Pecan Tree Size
As the largest trees in the hickory family, pecan trees regularly reach 70 to 100 feet tall with canopy spreads between 40 and 75 feet. Some have reached 150 feet. A stately tree with a tall, straight trunk and broad, symmetrically oval crown, the mature pecan needs more room than many backyards can provide. It’s best left to urban spaces, estate-sized lots and commercial orchards.
Pecan Tree Leaves
As you’d expect from a tree of its stature, the pecan also has some of the largest and most distinctive leaves in the hickory family:
- Pecan leaves measure from 1 foot to 20 inches long.
- Each leaf consists of nine to 17, 4-to 7-inch leaflets.
- The narrow leaflets curve like a falcon’s beak at their outer ends.
- All but one of the leaflets grow in opposite pairs along a central stem.
- The remaining leaflet forms the leaf’s tip.
- The lustrous leaflets are dark green on top and pale green underneath.
- New leaflets are covered with downy-soft hairs that they shed over time.
- The leaflets’ margins are toothed or doubly so.
Flowers, Fruit and Bark
Pecan trees are monoecious, meaning one tree produces both male and female flowers. Male flowers dangle from the branches in 5- to 6-inch clusters called catkins. Cup-shaped females open in terminal spikes beneath the catkins, where they trap pollen as it sheds.
Pecan fruits ripen in clusters of three to 11. Other hickory nuts open singly or in pairs. The fruits’ woody green husks split into four sections, revealing the light-brown nutshells inside. Rounded at their bases and pointed at their tips, the nuts usually measure 1 1/2 to 2 inches long.
Pecan trees have thick, narrowly fissured light- to reddish-brown bark. It gets flatter and scalier with age.

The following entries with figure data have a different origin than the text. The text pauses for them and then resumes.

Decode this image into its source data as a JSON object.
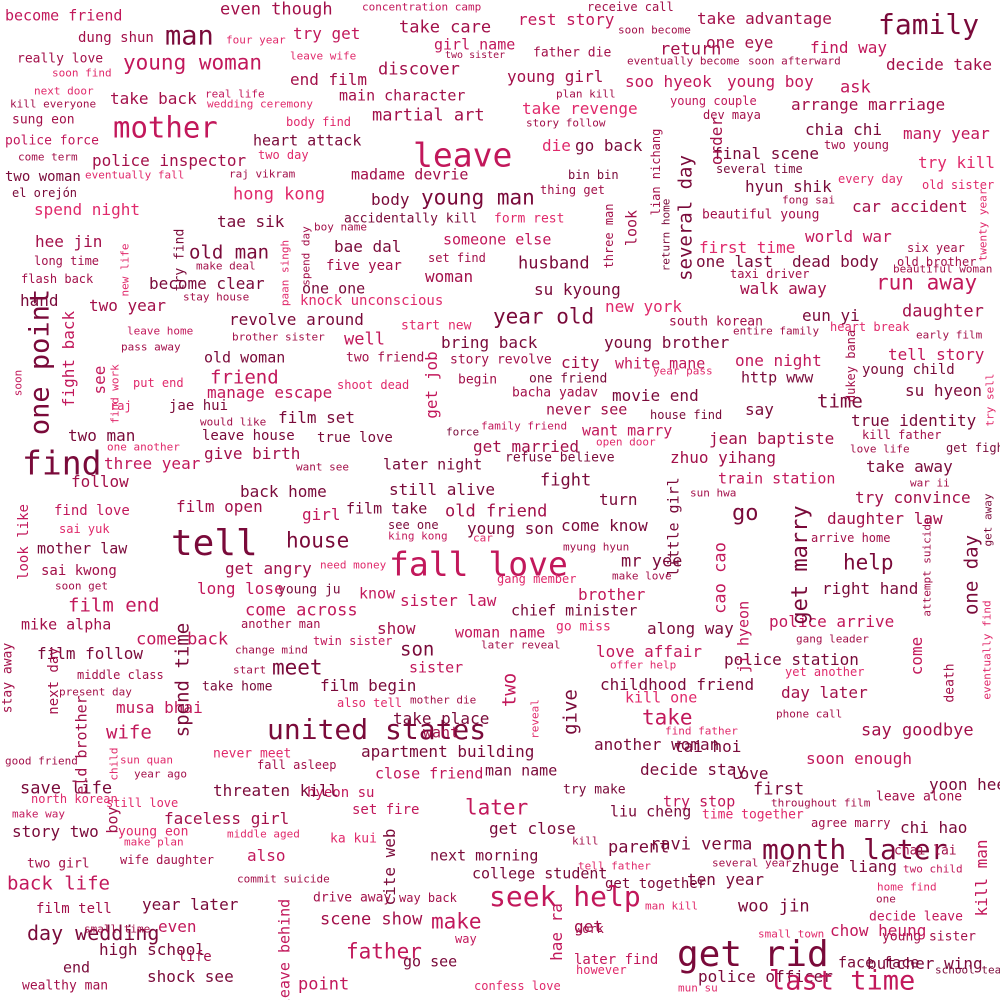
{
  "words": [
    "become friend",
    "even though",
    "concentration camp",
    "receive call",
    "take advantage",
    "family",
    "dung shun",
    "man",
    "four year",
    "try get",
    "rest story",
    "soon become",
    "one eye",
    "take care",
    "really love",
    "leave wife",
    "two sister",
    "father die",
    "eventually become",
    "soon afterward",
    "find way",
    "decide take",
    "soon find",
    "young woman",
    "girl name",
    "return",
    "end film",
    "discover",
    "young girl",
    "soo hyeok",
    "young boy",
    "next door",
    "real life",
    "plan kill",
    "ask",
    "kill everyone",
    "take back",
    "wedding ceremony",
    "main character",
    "young couple",
    "arrange marriage",
    "sung eon",
    "mother",
    "martial art",
    "take revenge",
    "dev maya",
    "police force",
    "body find",
    "story follow",
    "heart attack",
    "leave",
    "chia chi",
    "many year",
    "two day",
    "die",
    "go back",
    "two young",
    "come term",
    "police inspector",
    "final scene",
    "try kill",
    "two woman",
    "eventually fall",
    "raj vikram",
    "madame devrie",
    "bin bin",
    "several time",
    "el orejón",
    "hong kong",
    "thing get",
    "hyun shik",
    "every day",
    "old sister",
    "young man",
    "body",
    "fong sai",
    "spend night",
    "tae sik",
    "accidentally kill",
    "form rest",
    "beautiful young",
    "car accident",
    "boy name",
    "hee jin",
    "bae dal",
    "someone else",
    "world war",
    "long time",
    "make deal",
    "five year",
    "set find",
    "first time",
    "six year",
    "old man",
    "husband",
    "one last",
    "dead body",
    "old brother",
    "flash back",
    "woman",
    "beautiful woman",
    "one one",
    "become clear",
    "stay house",
    "su kyoung",
    "run away",
    "hand",
    "knock unconscious",
    "taxi driver",
    "two year",
    "new york",
    "south korean",
    "entire family",
    "revolve around",
    "year old",
    "walk away",
    "daughter",
    "start new",
    "eun yi",
    "leave home",
    "heart break",
    "early film",
    "brother sister",
    "well",
    "bring back",
    "young brother",
    "pass away",
    "old woman",
    "two friend",
    "story revolve",
    "white mane",
    "tell story",
    "one night",
    "young child",
    "friend",
    "city",
    "year pass",
    "http www",
    "put end",
    "shoot dead",
    "begin",
    "one friend",
    "su hyeon",
    "manage escape",
    "bacha yadav",
    "movie end",
    "time",
    "raj",
    "say",
    "jae hui",
    "would like",
    "never see",
    "house find",
    "true identity",
    "film set",
    "family friend",
    "want marry",
    "force",
    "kill father",
    "two man",
    "leave house",
    "true love",
    "open door",
    "jean baptiste",
    "one another",
    "get fight",
    "get married",
    "love life",
    "find",
    "three year",
    "give birth",
    "want see",
    "later night",
    "refuse believe",
    "zhuo yihang",
    "take away",
    "follow",
    "train station",
    "war ii",
    "fight",
    "back home",
    "still alive",
    "sun hwa",
    "try convince",
    "turn",
    "film open",
    "film take",
    "find love",
    "old friend",
    "go",
    "girl",
    "daughter law",
    "sai yuk",
    "see one",
    "young son",
    "come know",
    "tell",
    "house",
    "king kong",
    "car",
    "arrive home",
    "mother law",
    "fall love",
    "myung hyun",
    "mr yee",
    "need money",
    "help",
    "sai kwong",
    "make love",
    "soon get",
    "gang member",
    "get angry",
    "young ju",
    "long lose",
    "right hand",
    "know",
    "brother",
    "film end",
    "sister law",
    "chief minister",
    "mike alpha",
    "come across",
    "another man",
    "show",
    "police arrive",
    "go miss",
    "along way",
    "come back",
    "twin sister",
    "woman name",
    "gang leader",
    "film follow",
    "change mind",
    "later reveal",
    "love affair",
    "son",
    "middle class",
    "offer help",
    "meet",
    "start",
    "police station",
    "sister",
    "yet another",
    "take home",
    "childhood friend",
    "present day",
    "film begin",
    "day later",
    "kill one",
    "also tell",
    "mother die",
    "musa bhai",
    "united states",
    "take",
    "wife",
    "take place",
    "phone call",
    "say goodbye",
    "want",
    "find father",
    "never meet",
    "apartment building",
    "another woman",
    "tai hoi",
    "good friend",
    "sun quan",
    "fall asleep",
    "soon enough",
    "close friend",
    "year ago",
    "decide stay",
    "man name",
    "love",
    "save life",
    "later",
    "hyeon su",
    "threaten kill",
    "yoon hee",
    "first",
    "try make",
    "north korean",
    "still love",
    "set fire",
    "try stop",
    "leave alone",
    "throughout film",
    "liu cheng",
    "time together",
    "make way",
    "faceless girl",
    "middle aged",
    "agree marry",
    "story two",
    "young eon",
    "get close",
    "chi hao",
    "ka kui",
    "month later",
    "make plan",
    "kill",
    "ravi verma",
    "parent",
    "also",
    "next morning",
    "wife daughter",
    "two girl",
    "chai lai",
    "several year",
    "tell father",
    "zhuge liang",
    "two child",
    "back life",
    "commit suicide",
    "college student",
    "ten year",
    "home find",
    "get together",
    "seek help",
    "one",
    "film tell",
    "drive away",
    "way back",
    "woo jin",
    "year later",
    "decide leave",
    "scene show",
    "work",
    "man kill",
    "day wedding",
    "make",
    "get",
    "small time",
    "even",
    "young sister",
    "chow heung",
    "way",
    "high school",
    "small town",
    "get rid",
    "father",
    "life",
    "end",
    "go see",
    "later find",
    "shock see",
    "butcher wing",
    "point",
    "police officer",
    "last time",
    "however",
    "confess love",
    "mun su",
    "wealthy man",
    "school teacher",
    "face face",
    "one point",
    "see",
    "find work",
    "fight back",
    "try find",
    "paan singh",
    "spend day",
    "new life",
    "soon",
    "several day",
    "return home",
    "three man",
    "look",
    "lian nichang",
    "dukey bana",
    "get job",
    "spend time",
    "two",
    "give",
    "next day",
    "stay away",
    "eld brother",
    "boy",
    "child",
    "reveal",
    "little girl",
    "cao cao",
    "ji hyeon",
    "come",
    "get marry",
    "one day",
    "death",
    "eventually find",
    "attempt suicide",
    "get away",
    "twenty year",
    "try sell",
    "kill man",
    "cite web",
    "hae ra",
    "leave behind",
    "order",
    "look like"
  ],
  "palette": [
    "#c2185b",
    "#a3104a",
    "#7a0a3a",
    "#e0296b",
    "#b31450"
  ]
}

Expert gardener’s tip: Although a pecan tree’s fruit ripens in fall, how late in fall depends on where in USDA plant hardiness zones 6 through 9 it grows. Trees growing in UDSA zone 5, seldom produce nuts because summer isn’t warm enough.
Growth Rate
As far as growth rate goes, pecan trees are hares in a field of tortoises. They grow between 1 and 2 feet per year and begin producing nuts about 10 years after planting. Their closest competitors, shagbark hickories (Cary ovata), seldom stand taller than 18 feet after 20 years, and need another 20 to yield their first harvests.